While there are many participants in the market with diverse aims and reasons, we can typically place them into a few categories to comprehend more readily how the FX market runs.
The largest financial market in the world is the FX (foreign exchange) market. It is a daily exchange of currencies for both speculative and hedging reasons between banks, businesses, hedge funds, central banks, and private investors.
According to BIS’s most recent assessment, the OTC FX market had a daily transaction of $6.6 trillion in 2019 (up from $5.1 trillion in 2016). The US Dollar was the most traded currency, accounting for 88% of all trades. The Euro and Japanese Yen have 32% of the market share after the US dollar.
London was the most popular location for forex trading, followed by New York City, Singapore, Hong Kong, and Tokyo.
Who trades in the forex market?
The major players who are trading in the foreign currency market every day are listed below:
Commercial banks are among the most significant players in the foreign exchange market. Companies not only trade on their own behalf but also give their customers a way to engage in the market. They form the foundation of the forex market and are crucial for supplying liquidity.
Commercial banks participate in the market as speculators and assist their customers with their trades. The desks are known as “proprietary trading desks,” and the prop traders aim to create a profit for the bank. After the financial crisis of 2008, banks have grown more risk-averse, and prop trading declined. Yet, it can still be found within the banks, especially in nations with less regulatory limits.
Commercial banks are amongst the best-informed market players, simply owing to the infrastructure, the quantity of cash available and maybe their understanding of the market. Commercial banks might see considerable movement coming through the market – from central banks to hedge funds and investment funds. They have a substantial advantage thanks to this knowledge.
Hedge funds are the most well-known members of the group of speculators. While there are various hedge funds, the ones most active in the FX market are the global macro funds and the currency funds. Macro funds trade in numerous markets internationally, whereas currency funds are focused on possibilities in the FX market. Hedge funds are significant market participants and may manage huge positions.
The tale of how George Soros brought down the Bank of England in 1992 is certainly well-known to traders. Although the hedge fund sector has undergone significant transformation since then, they may still significantly influence the markets, particularly when several of those funds pursue the same trade. CTAs and system funds are two examples of smaller participants in this category.
The term “real money” refers to investment funds that do not employ leverage. When trading in foreign securities, these are typically pension and mutual funds that handle substantial quantities of money and do trades on the FX market. For instance, purchasing a sizable quantity of UK equities at the London Stock Exchange will necessitate the acquisition of the local currency, which in this case is the Pound Sterling.
Individual traders who typically enter the market through a retail broker may also utilise a prime broker if they have the appropriate money. With the modest amount of money needed to create a trading account, retail traders have access to exploit leverage.

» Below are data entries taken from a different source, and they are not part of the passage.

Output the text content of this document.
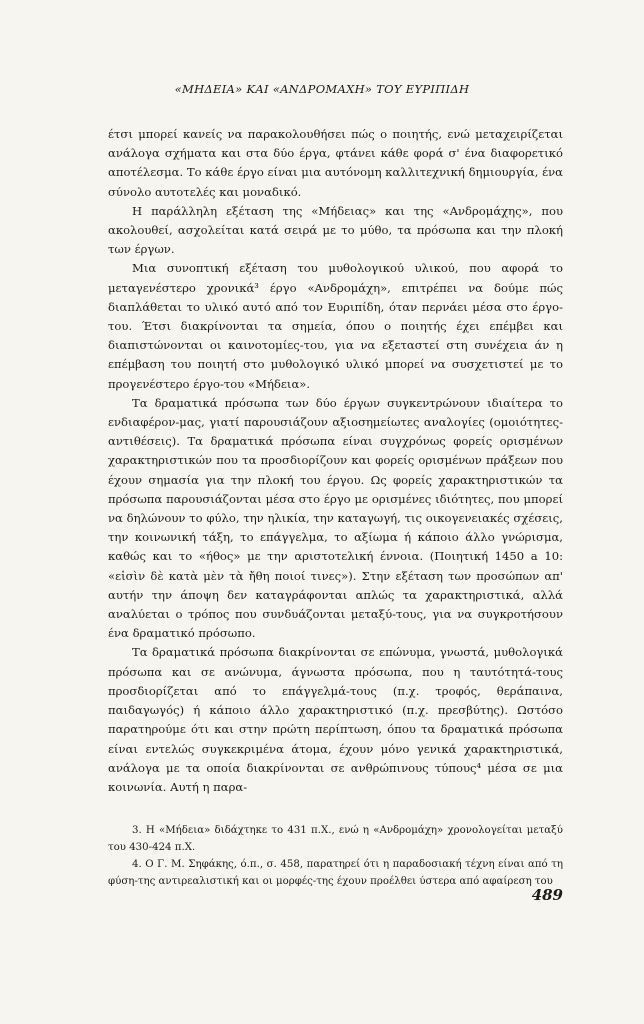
«ΜΗΔΕΙΑ» ΚΑΙ «ΑΝΔΡΟΜΑΧΗ» ΤΟΥ ΕΥΡΙΠΙΔΗ

έτσι μπορεί κανείς να παρακολουθήσει πώς ο ποιητής, ενώ μεταχειρίζεται ανάλογα σχήματα και στα δύο έργα, φτάνει κάθε φορά σ' ένα διαφορετικό αποτέλεσμα. Το κάθε έργο είναι μια αυτόνομη καλλιτεχνική δημιουργία, ένα σύνολο αυτοτελές και μοναδικό.

Η παράλληλη εξέταση της «Μήδειας» και της «Ανδρομάχης», που ακολουθεί, ασχολείται κατά σειρά με το μύθο, τα πρόσωπα και την πλοκή των έργων.

Μια συνοπτική εξέταση του μυθολογικού υλικού, που αφορά το μεταγενέστερο χρονικά³ έργο «Ανδρομάχη», επιτρέπει να δούμε πώς διαπλάθεται το υλικό αυτό από τον Ευριπίδη, όταν περνάει μέσα στο έργο-του. Έτσι διακρίνονται τα σημεία, όπου ο ποιητής έχει επέμβει και διαπιστώνονται οι καινοτομίες-του, για να εξεταστεί στη συνέχεια άν η επέμβαση του ποιητή στο μυθολογικό υλικό μπορεί να συσχετιστεί με το προγενέστερο έργο-του «Μήδεια».

Τα δραματικά πρόσωπα των δύο έργων συγκεντρώνουν ιδιαίτερα το ενδιαφέρον-μας, γιατί παρουσιάζουν αξιοσημείωτες αναλογίες (ομοιότητες-αντιθέσεις). Τα δραματικά πρόσωπα είναι συγχρόνως φορείς ορισμένων χαρακτηριστικών που τα προσδιορίζουν και φορείς ορισμένων πράξεων που έχουν σημασία για την πλοκή του έργου. Ως φορείς χαρακτηριστικών τα πρόσωπα παρουσιάζονται μέσα στο έργο με ορισμένες ιδιότητες, που μπορεί να δηλώνουν το φύλο, την ηλικία, την καταγωγή, τις οικογενειακές σχέσεις, την κοινωνική τάξη, το επάγγελμα, το αξίωμα ή κάποιο άλλο γνώρισμα, καθώς και το «ήθος» με την αριστοτελική έννοια. (Ποιητική 1450 a 10: «εἰσὶν δὲ κατὰ μὲν τὰ ἤθη ποιοί τινες»). Στην εξέταση των προσώπων απ' αυτήν την άποψη δεν καταγράφονται απλώς τα χαρακτηριστικά, αλλά αναλύεται ο τρόπος που συνδυάζονται μεταξύ-τους, για να συγκροτήσουν ένα δραματικό πρόσωπο.

Τα δραματικά πρόσωπα διακρίνονται σε επώνυμα, γνωστά, μυθολογικά πρόσωπα και σε ανώνυμα, άγνωστα πρόσωπα, που η ταυτότητά-τους προσδιορίζεται από το επάγγελμά-τους (π.χ. τροφός, θεράπαινα, παιδαγωγός) ή κάποιο άλλο χαρακτηριστικό (π.χ. πρεσβύτης). Ωστόσο παρατηρούμε ότι και στην πρώτη περίπτωση, όπου τα δραματικά πρόσωπα είναι εντελώς συγκεκριμένα άτομα, έχουν μόνο γενικά χαρακτηριστικά, ανάλογα με τα οποία διακρίνονται σε ανθρώπινους τύπους⁴ μέσα σε μια κοινωνία. Αυτή η παρα-

3. Η «Μήδεια» διδάχτηκε το 431 π.Χ., ενώ η «Ανδρομάχη» χρονολογείται μεταξύ του 430-424 π.Χ.

4. Ο Γ. Μ. Σηφάκης, ό.π., σ. 458, παρατηρεί ότι η παραδοσιακή τέχνη είναι από τη φύση-της αντιρεαλιστική και οι μορφές-της έχουν προέλθει ύστερα από αφαίρεση του

489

The scale of worldwide retail trading is difficult to measure. However, according to the same study done by the Bank of International Settlements, most recently in April 2019, retail traders exchanged $201 million. Although the currency market continues to be highly alluring for individual traders, volumes have been continuously increasing, and this pattern will not soon alter.
Sovereign wealth funds
State-owned investment funds manage the nation’s money and invest it in other markets. They mainly exist in nations with huge foreign currency inflows, like Qatar from selling natural gas or Kuwait from selling oil. The transactions of sovereign wealth funds may significantly impact the FX market since they manage huge sums of money.
Firms that provide other market participants with liquidity, support, and extra leverage. There are non-bank prime broker operations and the major banks’ extra bank operations. Prime brokers typically have other institutional participants as their clients. However, in some circumstances, a trader who fits the broker’s requirements may also utilise a PB.
Brokerage companies that enable individual forex traders to access the FX market. These might be market makers, STP brokers, or an ECN. Market makers take the opposing side of all the client’s trades and effectively function as traders, not brokers. While an ECN enables you to trade with various participants, and the broker has no conflicts of interest at all, STP (straight-through-processing) brokers send most or all orders directly to the market.
Proprietary trading firms
Firms that employ individual traders trade the company’s money in exchange for a portion of their profits. The trader has access to professional tools that would be prohibitively expensive to buy on their own, a network of other professional traders, and capital allocation that can quickly exceed seven-figure sums for successful traders.
Money transfer/remittance companies
In the last ten years, companies that specialise in money transfers have dramatically increased their market share. Digitalization and an increase in consumer knowledge were the main drivers of this. They frequently outperform the exchange rates provided by conventional banks, and their importance is expanding, given that remittances from foreign workers significantly influence the economies of several developing nations. Typically, speculative trading is not conducted by money transfer businesses.
- Foreign exchange fixing
- Commercial companies
- Governments and central banks
Forex is one of the largest markets in the world as it empowers everyone, from central banks to retail investors, to possibly reap profits from currency fluctuations tied to the global economy. Several strategies may be utilised to trade and hedge currencies, such as the carry trade, demonstrating how forex players affect the global economy.